Friday, January 3, 2025

Another day, another cognitive test

My care team began testing my memory and cognition annually in 2015.  I didn't get the 10 minute Mini-Mental Status Exam (the MMSE) or the minimally more sophisticated Montreal Cognitive Assessment (the MoCA).  No, it was the whole three-hour suite that probes every nook and cranny of your brain.  (Dr. Phatak discussed these tests in Beating the Dementia Monster.)  But in 2019, I was doing so well, they decided to relax it to every 2 years, and now I haven't had a test in almost three years.  They want to continue testing me triennially, but I'm able to get a sense for what's going on just in my daily activities.  For example, in a little while I'll have one of my practice sessions in Spanish with a friend in Ecuador.  How well will I be able to keep up the conversation?  I've been feeling pretty good about these activities for some time.  Nevertheless, my care team plans to test me diagnostically again this summer.

At the same time, I have been enrolled in a number of studies, mostly from the Alzheimer's Disease Research Center in Seattle.  One such study is referred to as vCog, and they want to see if these tests are just as valid if administered via Zoom as when they are administered in person.  So they have us take the test over Zoom, and then they test us a couple of months later in person.  And they repeat the whole process a year later.  Do the test results match?  Or do they show that tests administered via Zoom on your computer are less reliable than those administered in person?  We'll find out when they're done.  
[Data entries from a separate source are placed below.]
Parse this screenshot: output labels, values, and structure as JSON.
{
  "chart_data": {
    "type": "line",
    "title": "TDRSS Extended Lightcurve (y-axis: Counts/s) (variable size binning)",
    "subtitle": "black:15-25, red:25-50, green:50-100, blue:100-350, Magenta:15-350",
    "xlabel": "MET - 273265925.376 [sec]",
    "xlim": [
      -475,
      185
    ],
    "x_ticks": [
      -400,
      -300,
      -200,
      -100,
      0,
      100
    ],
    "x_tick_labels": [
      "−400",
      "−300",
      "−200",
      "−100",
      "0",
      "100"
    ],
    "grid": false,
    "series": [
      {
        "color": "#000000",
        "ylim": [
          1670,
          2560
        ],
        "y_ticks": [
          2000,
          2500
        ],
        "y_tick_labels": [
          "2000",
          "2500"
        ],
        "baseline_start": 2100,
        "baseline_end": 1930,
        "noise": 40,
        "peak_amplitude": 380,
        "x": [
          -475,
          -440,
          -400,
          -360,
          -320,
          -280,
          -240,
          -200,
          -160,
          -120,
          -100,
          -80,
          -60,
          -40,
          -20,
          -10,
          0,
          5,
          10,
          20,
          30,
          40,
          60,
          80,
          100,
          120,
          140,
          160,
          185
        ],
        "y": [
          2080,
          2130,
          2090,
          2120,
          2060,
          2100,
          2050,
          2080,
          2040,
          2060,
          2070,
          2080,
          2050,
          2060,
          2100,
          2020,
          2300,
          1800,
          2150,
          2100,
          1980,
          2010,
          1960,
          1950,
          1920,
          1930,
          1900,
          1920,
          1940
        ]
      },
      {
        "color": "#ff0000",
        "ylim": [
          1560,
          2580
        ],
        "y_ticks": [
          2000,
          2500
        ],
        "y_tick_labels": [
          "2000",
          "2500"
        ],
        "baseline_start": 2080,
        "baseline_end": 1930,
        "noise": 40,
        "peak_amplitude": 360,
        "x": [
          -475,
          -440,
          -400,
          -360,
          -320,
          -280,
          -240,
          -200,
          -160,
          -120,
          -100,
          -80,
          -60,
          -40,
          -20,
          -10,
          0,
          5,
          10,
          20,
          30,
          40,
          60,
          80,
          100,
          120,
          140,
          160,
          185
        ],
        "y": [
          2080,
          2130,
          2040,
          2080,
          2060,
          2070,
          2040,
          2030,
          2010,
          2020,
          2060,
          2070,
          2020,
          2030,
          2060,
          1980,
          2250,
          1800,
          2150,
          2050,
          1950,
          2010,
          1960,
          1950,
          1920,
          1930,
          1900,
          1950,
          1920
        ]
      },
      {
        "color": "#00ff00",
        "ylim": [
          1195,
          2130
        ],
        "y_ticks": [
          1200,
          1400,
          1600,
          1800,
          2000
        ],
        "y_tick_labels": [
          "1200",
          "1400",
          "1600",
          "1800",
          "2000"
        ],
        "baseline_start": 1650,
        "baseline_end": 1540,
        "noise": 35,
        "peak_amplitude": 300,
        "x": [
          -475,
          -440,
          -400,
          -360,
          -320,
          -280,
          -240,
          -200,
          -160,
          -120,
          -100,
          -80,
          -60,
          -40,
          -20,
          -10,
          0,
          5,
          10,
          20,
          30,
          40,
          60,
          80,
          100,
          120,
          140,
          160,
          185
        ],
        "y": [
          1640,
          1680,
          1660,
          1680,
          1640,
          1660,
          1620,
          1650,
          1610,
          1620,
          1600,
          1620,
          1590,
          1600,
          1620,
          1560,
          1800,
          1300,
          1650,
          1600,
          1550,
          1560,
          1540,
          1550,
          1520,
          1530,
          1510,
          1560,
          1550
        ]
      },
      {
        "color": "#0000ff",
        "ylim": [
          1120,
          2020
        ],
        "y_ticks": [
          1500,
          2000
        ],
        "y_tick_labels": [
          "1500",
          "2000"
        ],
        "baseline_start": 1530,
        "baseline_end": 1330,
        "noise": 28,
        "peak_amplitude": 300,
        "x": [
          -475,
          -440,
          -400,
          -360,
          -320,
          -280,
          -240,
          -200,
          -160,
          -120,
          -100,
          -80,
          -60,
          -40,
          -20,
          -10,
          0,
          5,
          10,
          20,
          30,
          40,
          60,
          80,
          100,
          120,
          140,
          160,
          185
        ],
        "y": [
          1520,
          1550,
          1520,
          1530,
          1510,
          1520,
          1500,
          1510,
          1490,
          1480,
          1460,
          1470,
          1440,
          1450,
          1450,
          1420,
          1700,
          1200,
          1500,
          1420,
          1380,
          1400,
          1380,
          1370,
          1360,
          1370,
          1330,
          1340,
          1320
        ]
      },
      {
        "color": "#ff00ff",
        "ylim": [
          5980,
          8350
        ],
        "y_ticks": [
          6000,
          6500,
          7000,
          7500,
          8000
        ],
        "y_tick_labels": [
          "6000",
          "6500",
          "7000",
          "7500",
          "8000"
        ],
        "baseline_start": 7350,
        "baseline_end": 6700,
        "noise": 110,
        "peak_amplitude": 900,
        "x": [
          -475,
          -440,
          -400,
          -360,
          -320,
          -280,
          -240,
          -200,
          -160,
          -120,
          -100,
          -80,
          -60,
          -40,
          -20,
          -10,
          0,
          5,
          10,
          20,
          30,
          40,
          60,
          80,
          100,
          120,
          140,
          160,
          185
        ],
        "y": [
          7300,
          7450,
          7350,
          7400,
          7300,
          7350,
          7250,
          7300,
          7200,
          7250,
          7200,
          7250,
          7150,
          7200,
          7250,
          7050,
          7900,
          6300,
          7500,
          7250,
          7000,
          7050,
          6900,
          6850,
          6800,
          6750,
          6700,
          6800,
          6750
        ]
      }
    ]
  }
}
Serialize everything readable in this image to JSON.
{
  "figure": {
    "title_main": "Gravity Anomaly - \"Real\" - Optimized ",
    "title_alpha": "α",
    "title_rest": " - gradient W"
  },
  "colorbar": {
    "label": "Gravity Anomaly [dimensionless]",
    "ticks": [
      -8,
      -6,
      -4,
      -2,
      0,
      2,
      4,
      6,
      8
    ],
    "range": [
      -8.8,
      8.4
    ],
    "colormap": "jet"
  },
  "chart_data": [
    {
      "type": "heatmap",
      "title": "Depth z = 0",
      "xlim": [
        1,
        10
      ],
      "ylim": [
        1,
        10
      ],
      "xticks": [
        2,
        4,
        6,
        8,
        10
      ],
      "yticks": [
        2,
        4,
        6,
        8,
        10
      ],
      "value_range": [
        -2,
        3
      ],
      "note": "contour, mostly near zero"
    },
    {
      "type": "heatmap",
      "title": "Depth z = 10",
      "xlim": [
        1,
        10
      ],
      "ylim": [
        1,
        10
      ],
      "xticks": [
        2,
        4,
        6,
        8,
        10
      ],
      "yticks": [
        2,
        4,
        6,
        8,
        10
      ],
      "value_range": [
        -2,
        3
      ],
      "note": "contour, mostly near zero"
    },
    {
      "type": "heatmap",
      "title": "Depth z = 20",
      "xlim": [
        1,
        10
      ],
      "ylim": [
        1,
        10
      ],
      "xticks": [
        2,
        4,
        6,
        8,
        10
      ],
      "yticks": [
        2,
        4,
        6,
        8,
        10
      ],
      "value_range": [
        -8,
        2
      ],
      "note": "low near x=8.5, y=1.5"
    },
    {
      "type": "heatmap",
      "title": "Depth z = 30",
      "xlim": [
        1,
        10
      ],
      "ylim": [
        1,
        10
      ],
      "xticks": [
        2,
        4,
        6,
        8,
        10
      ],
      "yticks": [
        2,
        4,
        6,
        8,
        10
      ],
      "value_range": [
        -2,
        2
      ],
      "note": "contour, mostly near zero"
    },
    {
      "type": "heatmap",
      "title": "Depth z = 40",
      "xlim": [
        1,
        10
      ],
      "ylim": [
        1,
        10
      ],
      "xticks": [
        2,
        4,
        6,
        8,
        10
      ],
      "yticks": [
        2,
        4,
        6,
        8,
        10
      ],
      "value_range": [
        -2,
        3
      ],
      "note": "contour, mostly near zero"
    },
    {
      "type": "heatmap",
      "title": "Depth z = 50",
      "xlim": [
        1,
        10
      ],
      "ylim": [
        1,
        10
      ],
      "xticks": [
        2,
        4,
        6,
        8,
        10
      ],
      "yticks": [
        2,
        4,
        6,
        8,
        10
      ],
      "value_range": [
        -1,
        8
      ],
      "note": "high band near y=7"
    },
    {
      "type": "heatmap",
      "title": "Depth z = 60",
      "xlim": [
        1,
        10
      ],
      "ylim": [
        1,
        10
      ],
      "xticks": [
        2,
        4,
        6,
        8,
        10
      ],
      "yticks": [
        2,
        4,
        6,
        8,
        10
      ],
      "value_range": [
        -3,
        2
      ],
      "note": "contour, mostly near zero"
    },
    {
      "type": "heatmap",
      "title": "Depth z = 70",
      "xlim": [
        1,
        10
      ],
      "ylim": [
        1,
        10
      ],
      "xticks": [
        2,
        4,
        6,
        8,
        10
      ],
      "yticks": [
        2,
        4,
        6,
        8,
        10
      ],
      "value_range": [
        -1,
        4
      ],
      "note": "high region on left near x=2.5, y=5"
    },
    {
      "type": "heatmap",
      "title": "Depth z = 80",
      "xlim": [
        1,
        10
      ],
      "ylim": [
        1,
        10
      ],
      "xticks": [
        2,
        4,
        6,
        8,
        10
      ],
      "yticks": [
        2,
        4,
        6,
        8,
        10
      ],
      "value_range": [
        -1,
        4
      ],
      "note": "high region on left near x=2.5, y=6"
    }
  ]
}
But today, I had my last Zoom test.  And we should make the journey across the mountains to Seattle at the end of February for the last in-person test.  Since it's for research and not diagnostic, they're not allowed to tell me the results.  But I didn't have any trouble seeing that I did pretty well -- I feel very well about it all.  Of course, they will be able to share with me the results of the diagnostic tests I take this summer.

I've said this before, and I'll say it again.  Every morning when I wake up, I can hardly believe it.  I think back to how things were in 2015 -- when I was in free-fall -- to today, and I'm just amazed.  Of course, the first thing on the agenda every morning is a trip to the gym for an hour and a half.  That, along with the other members of the Dementia Toolkit, are the reason I can live the way I do.  Life is good.